Make the dough: Scrape the sponge into a large mixing bowl. Add 4 ounces (5/8 cup) of semolina, 16 ounces (3½ cups) of all-purpose unbleached flour, 8 ounces (1¾ cups) of bread flour, 20 ounces (2½ cups) of water at 100°, 2 teaspoons of salt and 1 teaspoon of dry yeast. Using the handle of a wooden spoon, mix well, scraping down the sides of the bowl as necessary until you have a large ball of dough. Turn out onto a lightly floured counter and knead for 5 minutes or more.
1st rise: Clean out your bread bowl and return the dough to it. Cover lightly with a lid or plastic wrap and let rise for 3 or 4 hours until double in bulk. Air temperature at this phase should be 65 to 70 degrees.
2nd rise: Turn the dough out onto a lightly floured counter and press most of the air out of it. Pull the edges in to the center, turn the dough over. Return it to the bowl, lightly covered, and let rise for a further 2 to 3 hours. Increase the air temperature to 80° for this phase.
Preheat your woodfired oven: Your fire should be at least 2 hours old, with moderate to high heat. You can keep the fire in the center until the last minute to heat the oven deck where this big guy will sit while baking. Push the mature coals to the back of the oven and brush the ashes off of the floor. There should be 6 to 8 fist-sized chunks of glowing hardwood coal and a good bed of embers when the bread goes in. A small amount of active flame will give a light char to the crust.
Shaping and last proof: After its second rise, turn the dough onto the counter and cut it into three pieces. Shape each piece to look like a fat baguette and braid the pieces, tucking the ends under. Place the loaf on a wooden peel well-dusted with semolina and let rise at 80° for a further 45 minutes, until the braids are no longer recognizable. Brush lightly with water and slash the top if desired.

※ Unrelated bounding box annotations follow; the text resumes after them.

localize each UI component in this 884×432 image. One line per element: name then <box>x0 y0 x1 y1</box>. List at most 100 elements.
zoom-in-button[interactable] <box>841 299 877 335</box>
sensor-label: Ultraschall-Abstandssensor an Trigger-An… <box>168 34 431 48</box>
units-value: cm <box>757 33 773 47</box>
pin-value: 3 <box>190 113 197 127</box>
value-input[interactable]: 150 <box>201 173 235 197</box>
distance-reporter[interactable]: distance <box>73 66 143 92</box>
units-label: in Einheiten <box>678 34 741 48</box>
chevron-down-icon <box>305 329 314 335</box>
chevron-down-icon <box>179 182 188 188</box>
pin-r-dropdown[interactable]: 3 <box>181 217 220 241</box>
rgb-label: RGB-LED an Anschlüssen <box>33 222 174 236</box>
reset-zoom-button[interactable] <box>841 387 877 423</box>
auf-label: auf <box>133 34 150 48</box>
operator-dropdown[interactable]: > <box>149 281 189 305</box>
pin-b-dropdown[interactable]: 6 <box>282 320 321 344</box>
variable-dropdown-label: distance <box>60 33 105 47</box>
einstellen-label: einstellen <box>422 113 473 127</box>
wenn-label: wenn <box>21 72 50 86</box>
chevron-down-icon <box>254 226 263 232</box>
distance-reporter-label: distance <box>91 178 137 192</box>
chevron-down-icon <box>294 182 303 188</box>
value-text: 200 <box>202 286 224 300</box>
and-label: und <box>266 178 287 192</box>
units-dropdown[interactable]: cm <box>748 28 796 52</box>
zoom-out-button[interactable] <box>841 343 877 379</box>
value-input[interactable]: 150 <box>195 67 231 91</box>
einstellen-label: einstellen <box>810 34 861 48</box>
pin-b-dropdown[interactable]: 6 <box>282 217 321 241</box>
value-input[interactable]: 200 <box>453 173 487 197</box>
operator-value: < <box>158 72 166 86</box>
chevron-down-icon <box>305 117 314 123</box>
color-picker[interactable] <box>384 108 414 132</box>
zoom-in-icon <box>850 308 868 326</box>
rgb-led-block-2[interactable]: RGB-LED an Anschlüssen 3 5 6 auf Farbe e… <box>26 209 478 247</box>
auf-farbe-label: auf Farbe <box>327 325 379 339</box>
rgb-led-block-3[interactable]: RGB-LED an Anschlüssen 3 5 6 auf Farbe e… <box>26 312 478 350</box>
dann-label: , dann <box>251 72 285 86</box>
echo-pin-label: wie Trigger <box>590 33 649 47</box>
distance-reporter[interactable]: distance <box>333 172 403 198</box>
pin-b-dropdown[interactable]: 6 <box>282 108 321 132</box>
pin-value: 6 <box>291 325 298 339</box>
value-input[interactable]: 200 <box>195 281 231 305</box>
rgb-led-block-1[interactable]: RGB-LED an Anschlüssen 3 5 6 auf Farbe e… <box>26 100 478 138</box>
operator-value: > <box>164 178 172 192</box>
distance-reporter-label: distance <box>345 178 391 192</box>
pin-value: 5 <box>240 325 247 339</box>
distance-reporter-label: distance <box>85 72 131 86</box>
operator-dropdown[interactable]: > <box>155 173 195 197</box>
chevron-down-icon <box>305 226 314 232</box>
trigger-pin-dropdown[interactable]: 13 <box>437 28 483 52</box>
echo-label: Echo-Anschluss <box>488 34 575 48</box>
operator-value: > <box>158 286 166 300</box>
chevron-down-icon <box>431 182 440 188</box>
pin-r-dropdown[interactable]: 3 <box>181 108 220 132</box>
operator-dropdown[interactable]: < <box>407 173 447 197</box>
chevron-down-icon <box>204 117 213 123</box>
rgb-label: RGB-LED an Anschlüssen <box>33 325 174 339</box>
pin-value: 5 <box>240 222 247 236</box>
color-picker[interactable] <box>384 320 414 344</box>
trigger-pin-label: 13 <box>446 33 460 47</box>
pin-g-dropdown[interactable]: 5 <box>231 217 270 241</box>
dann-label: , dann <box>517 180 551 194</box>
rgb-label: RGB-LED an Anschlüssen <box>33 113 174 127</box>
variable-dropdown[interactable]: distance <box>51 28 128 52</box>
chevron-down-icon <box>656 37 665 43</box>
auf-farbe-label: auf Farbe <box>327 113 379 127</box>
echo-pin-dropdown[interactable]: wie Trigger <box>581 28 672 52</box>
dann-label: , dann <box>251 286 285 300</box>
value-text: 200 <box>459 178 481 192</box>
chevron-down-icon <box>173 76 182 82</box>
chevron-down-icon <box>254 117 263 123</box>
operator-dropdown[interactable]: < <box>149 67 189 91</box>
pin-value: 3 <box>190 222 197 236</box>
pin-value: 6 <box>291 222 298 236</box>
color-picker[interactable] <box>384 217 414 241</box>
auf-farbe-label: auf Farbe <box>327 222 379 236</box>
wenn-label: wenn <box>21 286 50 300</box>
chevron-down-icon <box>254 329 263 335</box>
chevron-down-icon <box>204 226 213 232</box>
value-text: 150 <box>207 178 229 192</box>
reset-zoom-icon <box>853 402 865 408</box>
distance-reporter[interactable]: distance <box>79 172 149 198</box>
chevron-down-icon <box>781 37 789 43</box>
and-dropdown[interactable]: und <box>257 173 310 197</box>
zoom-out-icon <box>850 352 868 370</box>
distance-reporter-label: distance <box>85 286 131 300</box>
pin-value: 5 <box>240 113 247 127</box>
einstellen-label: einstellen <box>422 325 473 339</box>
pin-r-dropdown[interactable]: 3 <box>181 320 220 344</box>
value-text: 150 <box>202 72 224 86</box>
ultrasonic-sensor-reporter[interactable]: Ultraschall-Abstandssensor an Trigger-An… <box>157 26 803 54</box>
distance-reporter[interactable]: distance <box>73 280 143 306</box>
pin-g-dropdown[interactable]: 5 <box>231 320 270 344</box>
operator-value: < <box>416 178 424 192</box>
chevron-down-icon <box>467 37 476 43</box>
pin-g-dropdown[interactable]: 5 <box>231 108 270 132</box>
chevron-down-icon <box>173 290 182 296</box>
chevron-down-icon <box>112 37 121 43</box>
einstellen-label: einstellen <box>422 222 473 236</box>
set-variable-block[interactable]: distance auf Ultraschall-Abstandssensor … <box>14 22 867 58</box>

Bake for 1 hour 10 minutes, until dark brown. Put the cover in place on the front of the oven, leaving it cocked open by 1” on one side. Turn the bread after 20 minutes, and again several times to ensure even baking.
Once your Big Fat Italian Bread is baked, allow it to cool for at least 2 hours to fully develop its lovely crust. Better would be to give it longer, but I know I can never wait. Enjoy!